La vie de saint Pierre, l'apôtre privilégié entre tous, le vicaire de Jésus-Christ, le chef visible de l'Église, mériterait d'être écrite avec des développements dignes de son importance. Mais il est vrai qu'elle est presque tout entière racontée dans les Livres saints avec une puissance et une onction auxquelles n'atteindra jamais plume humaine; et ces Livres sont familiers à toute âme sérieusement chrétienne. Il suffira donc d'en rappeler les faits principaux, en complétant ce bref récit par quelques détails que nous a transmis la tradition.
Simon, que le Sauveur surnomma Kepha, c'est à-dire Pierre, était fils d'un pêcheur, qui s'appelait Jona ou Jean. Sa mère aurait été nommée Johanna. Il naquit vers 746 ou 747 de Rome, deux ou trois ans avant le Sauveur, dans la petite ville de Bethsaïde, au territoire de Nephtali ; elle était située au nord du lac de Génésareth, non loin et au-dessus de Capharnaiim.
C'est là que Simon grandit avec son frère André, dont il n'est pas sûr qu'il fût l'aîné ; c'est là que, fréquentant l'école , il acquit la connaissance des Livres saints qu'attestèrent plus tard ses épîtres. Il apprit aussi par l'usage, outre l'araméen, langue usuelle du nord de la Palestine, le grec hellénistique, que parlait la population très mélangée des bords du lac. Mais, loin d'être un savant, il exerçait la pénible profession de pêcheur avec son père et son frère : ils possédaient une barque et, par elle, une certaine aisance ; car le métier était lucratif. A l'âge légal, il se maria avec une jeune fille de Capharnaùm ; la tradition dit qu'il en eut deux fils et une fille.
Vers l'an 780, Simon était un vrai Galiléen : franc, ouvert, de cœur noble et délicat, ardent et enthousiaste, impétueux et brusque, timide pourtant et, avec cela, présomptueux et obstiné à certains jours. Les plus anciens monuments le montrent portant la barbe, les cheveux courts et frisés, le visage rond et respirant l'intelligence et la bonté.
A ce moment il s'était, comme son frère, attaché à Jean le Baptiste, et semble avoir été un de ses disciples préférés. Mais c'est l'heure aussi où Jésus de Nazareth apparaît. Il vient à Bethabara, sur la rive orientale du Jourdain, à 7 kilomètres de son embouchure. Là Jean baptise ; un jour il voit Jésus sur les bords du fleuve ; il le désigne à Jean et à André : Voici l'Agneau de Dieu! Et les deux jeunes hommes suivent le Maître, sont conquis par lui. Le lendemain André lui amène Simon, et Jésus, le regardant, lui dit : Tu es Simon, fils de Jona : tu seras appelé Kepha (ce qui signifie Pierre).
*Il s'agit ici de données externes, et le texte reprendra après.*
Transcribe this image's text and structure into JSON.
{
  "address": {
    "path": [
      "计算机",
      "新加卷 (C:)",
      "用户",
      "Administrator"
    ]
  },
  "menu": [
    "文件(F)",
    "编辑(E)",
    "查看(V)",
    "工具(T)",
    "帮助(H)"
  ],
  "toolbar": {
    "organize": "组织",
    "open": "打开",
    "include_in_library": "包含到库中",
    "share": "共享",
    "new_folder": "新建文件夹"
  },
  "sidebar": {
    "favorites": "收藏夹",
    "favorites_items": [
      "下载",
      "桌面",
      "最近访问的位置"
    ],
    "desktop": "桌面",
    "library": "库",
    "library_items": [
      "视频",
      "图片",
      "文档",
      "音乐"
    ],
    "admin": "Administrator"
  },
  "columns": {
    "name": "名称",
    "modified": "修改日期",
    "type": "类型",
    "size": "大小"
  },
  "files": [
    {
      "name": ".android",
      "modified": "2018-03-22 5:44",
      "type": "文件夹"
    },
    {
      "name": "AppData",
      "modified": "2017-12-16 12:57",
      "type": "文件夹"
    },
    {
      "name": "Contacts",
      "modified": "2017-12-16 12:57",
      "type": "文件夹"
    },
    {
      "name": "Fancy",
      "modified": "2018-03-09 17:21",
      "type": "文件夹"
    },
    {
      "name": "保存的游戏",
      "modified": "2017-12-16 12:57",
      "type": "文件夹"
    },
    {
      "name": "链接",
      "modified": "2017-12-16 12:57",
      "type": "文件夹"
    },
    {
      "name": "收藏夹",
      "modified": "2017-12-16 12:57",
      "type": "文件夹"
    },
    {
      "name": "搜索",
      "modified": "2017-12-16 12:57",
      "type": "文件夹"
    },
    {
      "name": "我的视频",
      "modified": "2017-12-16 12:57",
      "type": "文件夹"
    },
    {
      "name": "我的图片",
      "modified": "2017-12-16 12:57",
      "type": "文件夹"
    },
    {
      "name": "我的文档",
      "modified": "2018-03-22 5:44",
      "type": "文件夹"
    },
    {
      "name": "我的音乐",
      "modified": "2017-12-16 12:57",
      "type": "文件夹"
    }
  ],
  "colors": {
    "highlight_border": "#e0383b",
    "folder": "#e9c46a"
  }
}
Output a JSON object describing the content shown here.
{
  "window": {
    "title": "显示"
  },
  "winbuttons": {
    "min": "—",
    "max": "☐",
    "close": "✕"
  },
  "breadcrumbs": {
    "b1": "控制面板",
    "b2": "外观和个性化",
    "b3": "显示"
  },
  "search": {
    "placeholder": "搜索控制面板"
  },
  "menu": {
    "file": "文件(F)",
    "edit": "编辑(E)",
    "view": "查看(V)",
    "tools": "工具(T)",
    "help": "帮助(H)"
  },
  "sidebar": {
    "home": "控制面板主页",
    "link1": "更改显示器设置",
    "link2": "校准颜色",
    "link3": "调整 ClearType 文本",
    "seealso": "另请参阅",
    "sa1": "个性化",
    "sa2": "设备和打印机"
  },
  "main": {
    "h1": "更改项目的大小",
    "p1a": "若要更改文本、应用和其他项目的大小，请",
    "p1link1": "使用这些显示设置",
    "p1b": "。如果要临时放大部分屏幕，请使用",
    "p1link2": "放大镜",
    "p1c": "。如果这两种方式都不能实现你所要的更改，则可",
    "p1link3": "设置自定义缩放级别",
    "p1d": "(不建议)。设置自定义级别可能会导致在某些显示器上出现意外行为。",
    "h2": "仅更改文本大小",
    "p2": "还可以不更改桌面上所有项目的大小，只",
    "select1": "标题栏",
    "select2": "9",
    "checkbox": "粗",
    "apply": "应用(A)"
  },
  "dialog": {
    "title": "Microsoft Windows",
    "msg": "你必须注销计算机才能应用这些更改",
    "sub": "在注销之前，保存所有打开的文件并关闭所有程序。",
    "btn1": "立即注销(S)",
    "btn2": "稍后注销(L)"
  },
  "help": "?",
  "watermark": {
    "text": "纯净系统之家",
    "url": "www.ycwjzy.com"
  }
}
Dès lors Pierre appartient à Jésus. Certes ses défauts ne sont pas du premier coup corrigés : ils feront souffrir son Maître tant aimé et mériteront des avertissements, durs parfois.
Mais sa fidélité sera sans retour, son amour sans partage, sa confiance sans hésitation ; et c'est pourquoi sa foi sera, plus que celle d'aucun autre, illuminée par l'inspiration divine.
Néanmoins, après être resté avec Jésus pendant quelques semaines, l'avoir accompagné à Cana, à Jérusalem, Pierre est revenu à ses filets, lorsque, vers le mois de janvier 781, le Rabbi divin passe sur les bords du lac ; il y trouve les deux frères, emprunte leur barque pour prêcher le peuple qui se presse sur le rivage, et puis, ayant récompensé ce service par une pêche miraculeuse, arrache Simon et André à leur père. Dorénavant ils ne le quitteront plus. Quelques mois plus tard, sur le Kou-roun Hattin, où il a passé la nuit en prière, Jésus proclame les apôtres qu'il choisit parmi ses disciples : Simon-Pierre est le premier nommé et déjà s'affirme sa prééminence. Partout il est de la suite immédiate du Maître : chez Jaïre, au Thabor, au jardin des Olives. Nul n'est aussi attentif à l'enseignement ;.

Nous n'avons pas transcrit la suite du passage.